Икнул и постучал себя по туго набитому животу. Через живот проходил ремень, а на нём болтался игрушечный барабан, выигранный на аттракционе «Юный охотник».
— Просто вусмерть наелся.
Неудивительно. Этот потомок Вильгельма Телля потребил такое количество сладостей, что я уже начинал с тревогой поглядывать на призовую аптечку.
— Лишь бы не слиплось.
— Не слипнется, — заверил он с самонадеянностью, свойственной только детям и нацистским преступникам.
Предвыборные мероприятия начинали рассасываться. Будучи лицом посторонним, я мог констатировать, что агитация Рёуфа провалилась. Он действовал по старинке.

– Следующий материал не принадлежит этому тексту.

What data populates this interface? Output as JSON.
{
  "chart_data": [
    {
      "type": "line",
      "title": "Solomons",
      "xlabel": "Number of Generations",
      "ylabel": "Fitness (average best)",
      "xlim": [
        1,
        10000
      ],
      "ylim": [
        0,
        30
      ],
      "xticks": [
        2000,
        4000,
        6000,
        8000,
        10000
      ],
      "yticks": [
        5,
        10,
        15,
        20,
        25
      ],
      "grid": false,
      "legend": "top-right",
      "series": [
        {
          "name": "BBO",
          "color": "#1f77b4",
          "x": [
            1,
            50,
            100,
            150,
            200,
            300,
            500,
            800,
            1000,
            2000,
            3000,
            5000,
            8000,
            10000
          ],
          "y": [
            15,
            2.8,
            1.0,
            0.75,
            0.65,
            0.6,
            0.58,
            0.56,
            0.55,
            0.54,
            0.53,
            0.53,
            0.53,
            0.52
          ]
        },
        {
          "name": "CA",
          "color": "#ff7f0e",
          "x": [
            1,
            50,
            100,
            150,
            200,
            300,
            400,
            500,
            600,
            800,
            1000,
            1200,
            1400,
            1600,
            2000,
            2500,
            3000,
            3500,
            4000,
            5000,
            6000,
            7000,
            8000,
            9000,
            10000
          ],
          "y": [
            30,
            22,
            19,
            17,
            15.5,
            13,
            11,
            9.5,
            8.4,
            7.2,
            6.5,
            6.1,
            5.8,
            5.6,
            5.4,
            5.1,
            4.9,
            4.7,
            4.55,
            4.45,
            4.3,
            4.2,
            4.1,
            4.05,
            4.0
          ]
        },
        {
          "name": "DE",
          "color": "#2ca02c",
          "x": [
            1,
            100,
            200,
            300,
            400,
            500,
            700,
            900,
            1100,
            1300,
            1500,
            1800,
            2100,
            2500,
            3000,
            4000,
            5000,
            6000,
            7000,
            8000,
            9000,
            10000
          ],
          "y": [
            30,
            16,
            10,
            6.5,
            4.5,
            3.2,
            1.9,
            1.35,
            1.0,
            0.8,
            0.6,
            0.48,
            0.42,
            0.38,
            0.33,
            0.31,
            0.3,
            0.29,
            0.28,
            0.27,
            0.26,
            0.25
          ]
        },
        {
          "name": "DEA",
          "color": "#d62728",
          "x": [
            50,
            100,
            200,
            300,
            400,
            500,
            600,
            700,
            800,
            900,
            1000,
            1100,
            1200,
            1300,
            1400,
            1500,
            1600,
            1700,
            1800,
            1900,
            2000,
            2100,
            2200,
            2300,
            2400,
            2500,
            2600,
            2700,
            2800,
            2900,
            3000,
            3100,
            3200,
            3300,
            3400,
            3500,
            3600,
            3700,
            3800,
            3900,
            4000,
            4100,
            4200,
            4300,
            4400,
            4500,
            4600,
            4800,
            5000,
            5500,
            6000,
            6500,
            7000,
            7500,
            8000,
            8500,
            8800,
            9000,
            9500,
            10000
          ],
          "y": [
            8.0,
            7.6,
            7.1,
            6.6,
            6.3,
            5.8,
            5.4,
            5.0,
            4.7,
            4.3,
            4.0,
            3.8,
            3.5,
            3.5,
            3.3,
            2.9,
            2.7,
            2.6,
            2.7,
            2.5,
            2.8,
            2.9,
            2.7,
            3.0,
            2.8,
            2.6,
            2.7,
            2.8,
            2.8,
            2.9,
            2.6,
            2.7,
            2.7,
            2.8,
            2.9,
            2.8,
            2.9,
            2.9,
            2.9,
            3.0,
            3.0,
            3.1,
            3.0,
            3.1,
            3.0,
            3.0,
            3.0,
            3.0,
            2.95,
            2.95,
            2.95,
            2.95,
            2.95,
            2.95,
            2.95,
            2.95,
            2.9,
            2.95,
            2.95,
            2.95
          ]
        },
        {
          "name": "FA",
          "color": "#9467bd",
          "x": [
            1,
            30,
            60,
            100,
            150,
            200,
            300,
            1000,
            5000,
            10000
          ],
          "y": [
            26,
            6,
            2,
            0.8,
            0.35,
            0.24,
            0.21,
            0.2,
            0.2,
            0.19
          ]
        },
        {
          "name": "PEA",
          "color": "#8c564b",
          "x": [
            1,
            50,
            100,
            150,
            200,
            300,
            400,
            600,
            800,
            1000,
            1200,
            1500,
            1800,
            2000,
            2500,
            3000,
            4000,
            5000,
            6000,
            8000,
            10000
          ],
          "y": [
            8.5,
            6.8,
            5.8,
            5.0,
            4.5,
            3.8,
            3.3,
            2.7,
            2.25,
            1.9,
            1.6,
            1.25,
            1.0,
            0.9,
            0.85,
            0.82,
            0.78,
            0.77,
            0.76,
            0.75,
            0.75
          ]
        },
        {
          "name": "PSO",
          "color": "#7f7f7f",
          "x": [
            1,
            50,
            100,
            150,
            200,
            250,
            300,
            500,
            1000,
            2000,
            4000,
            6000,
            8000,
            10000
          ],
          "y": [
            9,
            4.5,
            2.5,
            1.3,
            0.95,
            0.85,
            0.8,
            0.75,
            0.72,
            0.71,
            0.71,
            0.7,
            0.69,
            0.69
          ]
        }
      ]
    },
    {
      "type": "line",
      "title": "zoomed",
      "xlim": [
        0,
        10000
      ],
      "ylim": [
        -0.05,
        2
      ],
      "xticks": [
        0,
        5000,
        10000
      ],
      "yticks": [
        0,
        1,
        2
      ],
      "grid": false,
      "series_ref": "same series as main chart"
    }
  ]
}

На открытках, которые нам раздавали одетые в традиционные дирндли белокурые девушки, значилось: «Открытость, терпимость и благоденствие». Прямо скажем, сомнительный лозунг. Последняя его часть ещё могла найти отклик в крестьянских сердцах, но две первые напрочь обнуляли усилия.
Зато Хартлеб оказался фокусником.
Я ожидал, что он тоже начнёт бряцать на народных струнах и выйдет в белой рубашке, тирольской шляпе и каких-нибудь ледерхозе как дань традициям, завезённым после первого разгрома наших доблестных армий.
Но нет. Он предпочёл не косить под крестьянина. Он вышел на сцену в простом сером костюме и армейских ботинках, сопровождаемый мальчиками в зелёных беретах. Я напрягся. Я всякий раз напрягаюсь, когда вижу волевое лицо в обрамлении детских головок с лапшой, развешанной по ушам.